The GUI designer executable is 'layout' and after installing the packages there will be an entry in the JWM menu, under Utilities. You will need to setup the Preferences, or alternatively just create a file /root/.lxrad with this in it:

defaulthtmlviewer
geany
ddd

...I'll put that into the PET package later.

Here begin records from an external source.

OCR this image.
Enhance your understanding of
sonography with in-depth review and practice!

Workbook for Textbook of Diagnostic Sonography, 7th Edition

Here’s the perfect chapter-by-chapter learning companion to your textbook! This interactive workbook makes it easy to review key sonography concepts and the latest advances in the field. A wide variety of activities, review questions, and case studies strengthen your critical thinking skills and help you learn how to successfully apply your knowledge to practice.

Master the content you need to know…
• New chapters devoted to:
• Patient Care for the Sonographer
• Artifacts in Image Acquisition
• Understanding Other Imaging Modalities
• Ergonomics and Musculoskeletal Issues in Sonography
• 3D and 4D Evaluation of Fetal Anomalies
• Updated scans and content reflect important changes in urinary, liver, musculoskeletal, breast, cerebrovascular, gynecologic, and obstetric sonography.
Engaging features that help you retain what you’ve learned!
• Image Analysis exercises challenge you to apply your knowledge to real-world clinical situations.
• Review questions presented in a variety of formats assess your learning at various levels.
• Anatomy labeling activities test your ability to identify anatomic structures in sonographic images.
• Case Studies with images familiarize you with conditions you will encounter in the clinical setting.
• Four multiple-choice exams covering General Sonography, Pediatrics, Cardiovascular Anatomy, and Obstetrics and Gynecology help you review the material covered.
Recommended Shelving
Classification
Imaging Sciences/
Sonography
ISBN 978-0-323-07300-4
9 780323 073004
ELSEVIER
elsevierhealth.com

The lxrad-0.5 package has the runtime library and that will be in 4.1alpha1 (actually 401). The lxrad_DEV-0.5 has the GUI designer and that wil be in the 'devx-401.sfs' file.

UPDATE:

Comments

LXRAD problem
Username: BarryK
The docs have this: |-- CEdit ------+ | `-- CText(Unusable) Yes indeed. I created an edit box, enabled some signals, but it wouldn't compile. For example: g++ -c -Wall -O5 `pkg-config gtk+-2.0 --cflags` ptest1.cc g++ -c -Wall -O5 `pkg-config gtk+-2.0 --cflags` test11.cc In file included from test11.cc:3: test11_d.cc: In constructor 'CWindow1::CWindow1()': test11_d.cc:32: error: 'class CEdit' has no member named 'EvPointerIn' make: *** [test11.o] Error 1 So, that widget is immature. I hope Luis can develop it some more. Note, there was no error message, I only knew it had failed to compile as I had run 'layout' from a terminal window.

LXRAD
Username: pupmate
"I just downloaded LXRAD. Layout couldn't find the liblxrad.so.0 Had to change name of lib from liblxrad.so.0.5 to liblxrad.so.0 to get it to run. Just to let you know. Terry

LXRAD, reply from author
Username: BarryK
"I sent an email to Luis and this is his reply: Thanks for using LXRAD and the blog report. [i]I start LXRAD using xlib, but make all components consuming much time, I'm a busy teacher and no have much time to work in my personal projects (homepage and documentation of projects run in background), for no reinventing the wheel I decide to use GTK. (qt is more complicated in my opinion). I make the porting of components encapsulating GTK components in LXRAD, but when I found pango, utf8, iterators and friends the porting freeze, theses are a nightmare! Actually I work in a new porting using wxwidgets (more easy), the components are ready, but layout need some work to finalize the release. Now LXRAD encapsulating wxwidgets who encapsulating GTK. If puppylinux support wxwidgets the new release of LXRAD will work without problems.[/i]

wxwidgets
Username: kirk
"I just compiled wxwidgets 2.8 for gtk, it's about 8.6MB. Ecere SDK: The binaries are 1.1MB The libraries are 2.7MB The Docs/Samples are 8MB Ecere can be found here: http://www.murga-linux.com/puppy/viewtopic.php?t=27684 Quote from docs: "The Ecere SDK offers a well-rounded suite of tools, which consist of an Integrated Development Environment, a set of compiling tools for the eC language, as well as a cross-platform runtime library featuring among other things a GUI toolkit, a networking library and a 3D engine. It is also backed by the GNU GCC compiling tools suite, which can also be used to program in the C and C++ languages. This version of the Ecere SDK included with this book is cross platform software capable of running on Windows, Linux and Mac OS X." And web page: "Licensing Information: The Ecere SDK is completely free, and applications built with it can be distributed both commercially and non commercially, along with the supporting Ecere runtime library." The binaries are 1.1MB The libraries are 2.7MB The Docs/Samples are 8MB Looks nice, though my C is quite bad, not sure how useful it would be to someone experienced in c++. Hope to find the time to go though Ecere's detailed tutorial.